Everyone is entitled to their opinion. This is just mine. If you loved it, I’m glad you enjoyed it. For me it was pretty meh. Which would be a huge disappointment if I’d set my expectations high. I thoroughly enjoyed the books, found them pretty much page-turners. E.L. James did a great job with the characters and it really pulled me in from the start. When I first heard they were doing a movie, I had my doubts even then. While a truly engaging sexy book, it wasn’t one I could see playing out on screen easily.
I knew casting would be a huge key. Someone with sex appeal, a captivating line delivery, and a distinct screen presence was needed to play the dashing but enigmatic Christian—an actor able to handle a range of emotions that often flip on a dime in order to capture that mercurial nature of Mr. Grey.

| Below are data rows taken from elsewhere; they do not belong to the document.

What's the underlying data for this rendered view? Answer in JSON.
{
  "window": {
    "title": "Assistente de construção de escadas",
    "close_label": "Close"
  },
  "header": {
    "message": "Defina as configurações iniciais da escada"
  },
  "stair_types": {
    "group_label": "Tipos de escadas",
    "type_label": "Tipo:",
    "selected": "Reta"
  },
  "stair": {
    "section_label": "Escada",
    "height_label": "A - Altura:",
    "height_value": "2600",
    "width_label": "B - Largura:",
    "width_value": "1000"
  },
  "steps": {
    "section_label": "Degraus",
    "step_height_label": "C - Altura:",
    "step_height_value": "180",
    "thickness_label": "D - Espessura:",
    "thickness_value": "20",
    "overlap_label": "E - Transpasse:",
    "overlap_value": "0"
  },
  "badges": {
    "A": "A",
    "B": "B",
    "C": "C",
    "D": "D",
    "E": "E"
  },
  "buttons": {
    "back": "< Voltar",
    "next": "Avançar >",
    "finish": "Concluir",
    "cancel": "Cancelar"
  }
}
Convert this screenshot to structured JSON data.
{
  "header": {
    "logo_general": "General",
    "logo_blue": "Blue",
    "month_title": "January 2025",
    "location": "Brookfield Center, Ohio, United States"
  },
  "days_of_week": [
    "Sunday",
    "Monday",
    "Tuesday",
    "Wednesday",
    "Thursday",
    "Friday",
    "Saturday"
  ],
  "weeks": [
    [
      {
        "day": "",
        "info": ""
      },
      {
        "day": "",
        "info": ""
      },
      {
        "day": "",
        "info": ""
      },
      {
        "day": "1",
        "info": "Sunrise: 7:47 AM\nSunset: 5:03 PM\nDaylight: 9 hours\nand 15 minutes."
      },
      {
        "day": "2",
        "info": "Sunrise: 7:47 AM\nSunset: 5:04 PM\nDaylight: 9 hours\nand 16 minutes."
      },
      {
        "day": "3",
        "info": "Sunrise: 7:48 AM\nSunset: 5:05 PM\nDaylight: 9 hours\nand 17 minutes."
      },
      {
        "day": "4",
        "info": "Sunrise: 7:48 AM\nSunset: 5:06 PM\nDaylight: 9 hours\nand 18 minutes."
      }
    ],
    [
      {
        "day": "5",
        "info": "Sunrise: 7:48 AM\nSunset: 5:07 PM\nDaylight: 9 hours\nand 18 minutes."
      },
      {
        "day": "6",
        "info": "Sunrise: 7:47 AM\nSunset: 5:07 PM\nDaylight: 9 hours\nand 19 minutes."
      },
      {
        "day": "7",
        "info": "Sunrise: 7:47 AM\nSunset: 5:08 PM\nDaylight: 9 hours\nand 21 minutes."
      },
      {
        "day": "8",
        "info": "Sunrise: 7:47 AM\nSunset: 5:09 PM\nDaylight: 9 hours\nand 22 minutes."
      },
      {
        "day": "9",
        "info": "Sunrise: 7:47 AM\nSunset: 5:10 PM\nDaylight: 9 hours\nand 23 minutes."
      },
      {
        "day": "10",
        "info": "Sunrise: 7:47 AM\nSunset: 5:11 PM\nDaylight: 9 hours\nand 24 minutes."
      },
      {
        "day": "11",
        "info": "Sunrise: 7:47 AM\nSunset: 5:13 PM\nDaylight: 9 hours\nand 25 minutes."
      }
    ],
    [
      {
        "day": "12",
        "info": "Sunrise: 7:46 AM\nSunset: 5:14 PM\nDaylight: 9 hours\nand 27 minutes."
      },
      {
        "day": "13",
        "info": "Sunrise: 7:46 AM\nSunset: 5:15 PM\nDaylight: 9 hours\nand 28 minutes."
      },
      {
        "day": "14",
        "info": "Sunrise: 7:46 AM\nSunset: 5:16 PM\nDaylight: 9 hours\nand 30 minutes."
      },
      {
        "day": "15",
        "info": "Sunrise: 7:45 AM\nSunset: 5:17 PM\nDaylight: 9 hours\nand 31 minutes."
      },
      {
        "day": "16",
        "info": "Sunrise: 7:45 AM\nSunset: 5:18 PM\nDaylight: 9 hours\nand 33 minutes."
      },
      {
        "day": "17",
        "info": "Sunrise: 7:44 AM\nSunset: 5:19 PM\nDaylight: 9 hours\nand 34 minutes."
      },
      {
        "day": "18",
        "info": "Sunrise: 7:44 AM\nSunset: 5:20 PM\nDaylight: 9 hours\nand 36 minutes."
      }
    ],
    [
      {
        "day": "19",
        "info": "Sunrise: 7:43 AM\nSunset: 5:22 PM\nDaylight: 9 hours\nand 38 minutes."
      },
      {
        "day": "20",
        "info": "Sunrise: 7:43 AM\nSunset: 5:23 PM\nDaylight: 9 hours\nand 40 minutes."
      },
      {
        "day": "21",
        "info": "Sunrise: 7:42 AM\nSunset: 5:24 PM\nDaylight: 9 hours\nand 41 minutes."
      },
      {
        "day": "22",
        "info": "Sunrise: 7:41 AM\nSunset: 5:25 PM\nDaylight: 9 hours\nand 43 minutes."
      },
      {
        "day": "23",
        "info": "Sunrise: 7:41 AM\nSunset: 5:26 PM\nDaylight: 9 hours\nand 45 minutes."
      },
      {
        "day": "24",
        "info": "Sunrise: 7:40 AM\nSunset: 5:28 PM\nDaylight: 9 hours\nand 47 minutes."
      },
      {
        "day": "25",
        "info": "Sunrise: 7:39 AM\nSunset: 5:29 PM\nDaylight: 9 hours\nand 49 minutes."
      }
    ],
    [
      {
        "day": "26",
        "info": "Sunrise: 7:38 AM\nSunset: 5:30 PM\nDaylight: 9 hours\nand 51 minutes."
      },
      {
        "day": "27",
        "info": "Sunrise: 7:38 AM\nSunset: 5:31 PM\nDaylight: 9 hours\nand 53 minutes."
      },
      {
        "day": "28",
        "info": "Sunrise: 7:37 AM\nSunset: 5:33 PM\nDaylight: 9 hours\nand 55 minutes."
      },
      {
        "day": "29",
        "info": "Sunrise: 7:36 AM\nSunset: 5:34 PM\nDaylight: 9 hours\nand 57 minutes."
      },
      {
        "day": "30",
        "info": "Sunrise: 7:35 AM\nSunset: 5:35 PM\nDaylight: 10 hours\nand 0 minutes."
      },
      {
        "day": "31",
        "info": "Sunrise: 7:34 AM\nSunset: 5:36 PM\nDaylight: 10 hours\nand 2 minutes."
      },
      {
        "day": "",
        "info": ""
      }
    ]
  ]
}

I’ll be truly honest, I was hoping for Alexander Skarsgard or even his younger brother, Bill. A viewer of True Blood and Hemlock Grove I felt either could have pulled off Christian Grey and his complex nature. I’m sure there were other actors that would have done a compelling job too. But I wasn’t impressed with Jamie Dornon right off the bat. He frankly didn’t look like how I pictured Christian, and they didn’t do anything to his appearance to make him resemble the character described in the book. Once I saw the trailers and a few clips, I lowered my expectations even more. So I knew 50 Shades was going to be a Netflix watch. It takes a lot to compel me to the theaters these days and this one wasn’t an exception. So here's my breakdown, four months post premiere.
What worked for me:
· Ana and Christian’s meeting to discuss the terms of the contract: Since their page-turning email exchange in the book wouldn’t work in a movie, this was a nice concise way to handle their negotiations and it might have been the only place in the movie I actually laughed as Ana crossed out deal-breakers.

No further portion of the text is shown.